The propanols are not starkly different from other organic modifyers, regarding method development, how are they in MS?
Also, you ought to know how others have handled these peptides (for instance if you have standards, someone knows how to handle them), you may find something useful there. If you removed your adsorption problem, but still get carryover you may gert lucky, like Kostas, with washing steps (discussed a long time ago: Sometimes carryover can only get licked by taking some injection valves apart).
You might have seen other discussions, and know that my suggestion regarding TFA is to use it only as a last resort (I am an old biased sack, Kostas?).

HW,

Indeed, there is no problem of using propanol with the MS. As of TFA, you might experience some sensitivity loss. I would give it a try though, we saw that in addition with acetic acid in the mobile phase things are better, your mobile phase pH will also be lower.

Anyway, I do not think that the TFA will have any influence in the carry over effect (except if the pH has to do something with the active sites etc...).

As for Hans if not biased, I would put it more gently, something like: strongly opinionated against the TFA (does it sound better Hans?).

Generaly speaking though, most of the people in the proteomics field are using 0.1% formic acid and not TFA, mainly because of the sensitivity loss, but they sucrifice a little bit of their peak capacity, which is important for us that we are doing global proteomics...

Finally, we are using some high pressure valves from Valco which have somewhat different design than other valves. Having said that, we saw that is even easier to handle with carry over in our commercial capillary LC from Agilent (low pressure system).

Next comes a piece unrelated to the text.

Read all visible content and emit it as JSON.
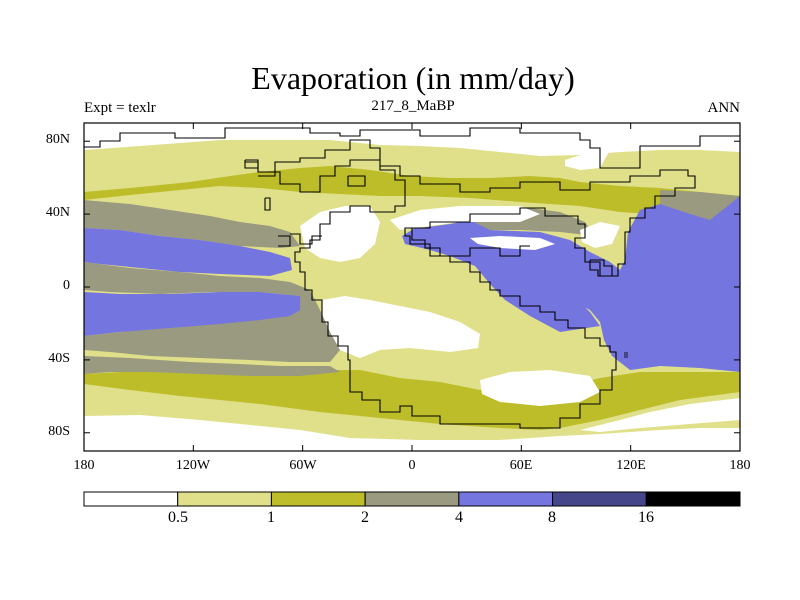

Finally Hans, I am feeling like buying a ticket and going to Las Vegas for the weekend. I was lucky with our carry over problems, so who knows???

Thanks Kostas.

Well that choice is a bit like deciding between beelzebub or the devil...

I seems that two areas could definatly stand some further development, especially in the discussed context: Injection valves and the coupling to MS. Some people appear to work on handling non-volatiles (phosphate buffers, etc.) regarding the latter?